Explanation: ***Hereditary spherocytosis*** - It primarily causes **extravascular hemolysis** due to spleen sequestration of **abnormal erythrocytes** [2]. - Not typically associated with **intravascular hemolysis**, making it the correct choice here. *Mismatched blood transfusion* - Causes acute **intravascular hemolysis** due to **antibody-mediated destruction** of foreign red blood cells [1]. - Results in **hemoglobinuria**, high bilirubin levels, and potential **renal failure**. *Paroxysmal cold hemoglobinuria* - Induces **intravascular hemolysis** triggered by cold temperatures and **anti-P antibodies** [3]. - Characterized by **acute hemoglobinuria** upon rewarming, complicating the clinical picture [3]. *Thermal burns* - Can lead to **intravascular hemolysis** due to damage to red blood cells from extreme heat. - Associated with **massive tissue injury** and resultant hemolytic reactions in the bloodstream.

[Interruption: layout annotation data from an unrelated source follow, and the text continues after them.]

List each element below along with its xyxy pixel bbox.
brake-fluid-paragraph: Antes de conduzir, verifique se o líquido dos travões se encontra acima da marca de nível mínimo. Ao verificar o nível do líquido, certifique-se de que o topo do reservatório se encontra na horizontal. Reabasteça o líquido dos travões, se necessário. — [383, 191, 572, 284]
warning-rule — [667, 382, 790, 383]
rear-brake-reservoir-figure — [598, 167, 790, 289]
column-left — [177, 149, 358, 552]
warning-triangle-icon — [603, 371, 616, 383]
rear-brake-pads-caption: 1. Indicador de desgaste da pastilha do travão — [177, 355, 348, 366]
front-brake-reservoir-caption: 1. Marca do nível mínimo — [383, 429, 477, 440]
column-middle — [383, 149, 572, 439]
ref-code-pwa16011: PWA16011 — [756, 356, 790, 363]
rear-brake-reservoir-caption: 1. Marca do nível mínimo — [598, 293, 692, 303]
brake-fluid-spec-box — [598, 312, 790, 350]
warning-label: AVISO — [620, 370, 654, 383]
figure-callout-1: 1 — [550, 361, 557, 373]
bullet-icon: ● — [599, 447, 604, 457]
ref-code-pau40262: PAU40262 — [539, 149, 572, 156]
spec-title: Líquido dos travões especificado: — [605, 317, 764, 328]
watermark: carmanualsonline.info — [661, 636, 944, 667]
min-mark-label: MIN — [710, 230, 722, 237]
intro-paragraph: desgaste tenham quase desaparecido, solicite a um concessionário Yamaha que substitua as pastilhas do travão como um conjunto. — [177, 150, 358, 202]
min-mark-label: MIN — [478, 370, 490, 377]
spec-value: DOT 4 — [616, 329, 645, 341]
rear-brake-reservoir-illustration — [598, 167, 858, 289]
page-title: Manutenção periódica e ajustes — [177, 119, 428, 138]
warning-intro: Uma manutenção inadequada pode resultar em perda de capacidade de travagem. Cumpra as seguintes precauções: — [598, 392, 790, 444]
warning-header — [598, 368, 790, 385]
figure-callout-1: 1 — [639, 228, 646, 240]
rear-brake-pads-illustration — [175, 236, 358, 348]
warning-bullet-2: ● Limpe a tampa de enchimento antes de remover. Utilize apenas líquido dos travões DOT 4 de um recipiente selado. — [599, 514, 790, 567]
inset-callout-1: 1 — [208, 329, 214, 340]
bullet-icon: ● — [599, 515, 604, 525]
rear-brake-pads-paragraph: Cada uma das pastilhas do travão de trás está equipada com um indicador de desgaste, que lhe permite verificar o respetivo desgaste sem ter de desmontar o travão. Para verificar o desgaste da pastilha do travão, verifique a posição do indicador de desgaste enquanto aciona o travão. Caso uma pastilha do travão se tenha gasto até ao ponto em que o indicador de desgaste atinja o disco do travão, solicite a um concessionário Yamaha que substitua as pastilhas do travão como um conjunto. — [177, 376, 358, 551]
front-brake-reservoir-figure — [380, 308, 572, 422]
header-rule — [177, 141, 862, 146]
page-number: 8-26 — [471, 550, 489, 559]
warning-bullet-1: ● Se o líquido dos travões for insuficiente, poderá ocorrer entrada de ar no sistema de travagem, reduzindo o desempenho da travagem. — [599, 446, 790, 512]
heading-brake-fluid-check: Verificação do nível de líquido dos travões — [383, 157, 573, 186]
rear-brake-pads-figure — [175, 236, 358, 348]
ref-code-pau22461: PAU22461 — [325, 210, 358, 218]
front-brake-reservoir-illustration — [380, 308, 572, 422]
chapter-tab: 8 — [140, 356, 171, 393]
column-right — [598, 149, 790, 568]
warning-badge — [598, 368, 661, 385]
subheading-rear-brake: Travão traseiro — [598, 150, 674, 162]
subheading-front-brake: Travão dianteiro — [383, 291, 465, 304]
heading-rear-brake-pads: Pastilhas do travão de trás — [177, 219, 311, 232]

Explanation: ***Iron deficiency anemia*** - A Mentzer index of **greater than 13** (calculated as MCV/RBC count) is highly suggestive of **iron deficiency anemia**. [1] - This index helps differentiate iron deficiency from thalassemia trait in microcytic anemias, as **MCV is disproportionately low** compared to RBC count in IDA. *Thalassemia* - Thalassemia typically presents with a **Mentzer index less than 13**, meaning the MCV reduction is proportional to or less severe than the RBC count reduction. - This condition is characterized by **reduced alpha or beta globin chain synthesis**, leading to microcytic hypochromic red blood cells but often with an elevated RBC count. *Hereditary Spherocytosis* - Hereditary spherocytosis is a **normocytic or macrocytic anemia**, not typically microcytic, making the Mentzer index less relevant for its diagnosis. - It is characterized by **spherocytes** on peripheral smear and increased red cell fragility due to membrane defects. *Autoimmune Hemolytic Anemia* - Autoimmune hemolytic anemia is typically a **normocytic to macrocytic anemia** [2] with features of hemolysis, such as elevated LDH and indirect bilirubin. - While it can be severe, it is not primarily characterized by **microcytosis** and therefore the Mentzer index is not a diagnostic tool for this condition.